The Kim Davis Saga in Rowan County, Ky., should serve as a key lesson to all public officials who take an oath to perform their duties on behalf of the entire public constituency they serve.
Davis took that oath to serve as county clerk. One of her duties is to issue marriage licenses to those who request them. The highest court in the land then decreed that gay couples are entitled to the same rights of marriage as straight couples.
That doesn’t comport with Davis’s Christian values, she said. She refused to issue licenses to same-sex couples and now she’s been ordered to jail by a federal judge.
Public officials take an oath to serve everyone. Their oath is a secular one. One’s faith has no bearing on whether they should perform their duties.
This does sound familiar to those of us old enough to remember a controversy 55 years ago involving a young candidate for president of the United States. Democratic U.S. Sen. John Kennedy was his party’s nominee and was campaigning to become the first Roman Catholic ever elected to the presidency.
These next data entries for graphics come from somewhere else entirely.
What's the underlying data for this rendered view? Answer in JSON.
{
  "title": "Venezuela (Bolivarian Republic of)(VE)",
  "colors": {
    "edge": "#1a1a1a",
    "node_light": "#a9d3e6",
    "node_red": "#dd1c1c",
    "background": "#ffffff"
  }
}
Questions arose during that campaign about Kennedy’s ability to fulfill the oath he would take if he were elected. Would he be loyal to the U.S. Constitution or, some wondered, to the Vatican? Some die-hard conspiracy theorists conjectured that he would be taking orders from the pope.
Sen. Kennedy then decided to settle the issue once and for all. He came to Texas and, speaking to a Protestant gathering of clergy, made a solemn vow: He would follow the Constitution and if in the highly unlikely event he encountered an issue that contradicted the teachings of the church and he could not act on that issue, he would resign the presidency.
And then he added: “I hope any conscientious public servant would do the same.”
He won the 1960 election, took his oath and as near as anyone can tell was loyal to the U.S. Constitution.
Kim Davis cannot perform the duties of her office. She says they conflict with her faith.
She needs to quit that public office.